The Justice Department lawyers justified these acts as steps available to an occupying power in order to protect its troops against terrorist acts or insurgency. Further, the occupied territories could be divided, roughly, into three categories: (i) areas directly incorporated into the German State (for instance, Austria, Alsace-Lorraine, the Eupen-Malmédy region of Belgium, Danzig and portions of Poland); (ii) areas under German occupation and direct administration (such as Bohemia and Moravia); and (iii) areas under puppet régimes (such as Hungary and Slovakia). As for the first, they asserted the right to treat persons found within those territories under German law. As to the second, they claimed the right as occupier to promulgate new rules and orders, and to derive them from Germany. As to the third, they relied on the acquiescence of régimes like Vichy France and Hungary. Their positions on these points were at least colorable from a legal perspective.
The Justice Department lawyers were indicted and charged with crimes against humanity and war crimes arising out of the issuance and implementation of the Nacht- und Nebelerlass. The United States charged that as lawyers, “not farmers or factory workers,” they must have recognized that their technical justifications for avoiding the application of the Hague and Geneva Conventions were unavailing, because these conventions were “recognized by all civilized nations, and were regarded as being declaratory of the laws and customs of war.” That is to say, they were customary international law. Further, the United States charged, this decree “would probably cause the death of human beings,” grounding a charge of homicidal intent.

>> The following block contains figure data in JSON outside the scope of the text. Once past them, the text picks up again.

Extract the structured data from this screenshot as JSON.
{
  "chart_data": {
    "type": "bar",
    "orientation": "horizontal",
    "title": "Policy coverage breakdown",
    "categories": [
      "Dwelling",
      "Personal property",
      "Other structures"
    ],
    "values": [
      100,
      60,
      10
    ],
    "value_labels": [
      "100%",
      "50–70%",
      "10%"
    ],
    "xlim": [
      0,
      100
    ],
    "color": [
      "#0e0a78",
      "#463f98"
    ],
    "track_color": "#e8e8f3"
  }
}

After trial, the two principal Justice Department lawyers, one a deputy chief of the criminal division, were convicted and sentenced to ten years’ imprisonment, less time served. This judgment clearly established the concept of liability of the authors of bureaucratic policies that breach basic rules of the Hague and Geneva Conventions for the consequences that predictably flow therefrom. Moreover, it establishes a particularly perilous standard of liability for government attorneys who adopt a dismissive attitude towards international humanitarian law.
Could Yoo and company be found liable under this precedent? It would not surprise me if a Spanish court concluded in the affirmative. But it is a difficult question. It would, of course, be necessary to take each of the individual memos (and other sources of legal advice) and review the specific legal assertions contained in them. Based on my knowledge of some of the memos, I think there would be a spectrum of legal claims, ranging from unproblematic legal conclusions to arguable proposition to conclusions that seem nearly bogus on their face. Would some of those propositions in that later category be egregious enough to justify criminal ( or civil, for that matter) liability? We shall see. The Spanish court may have its take on this question, as may other courts, including, perhaps, U.S Courts. (It should not be forgotten, that even if the United States decides not to engage in criminal prosecutions in cases like this, civil suits remain an option. Indeed, there already has been at least on civil suit, and more may follow.)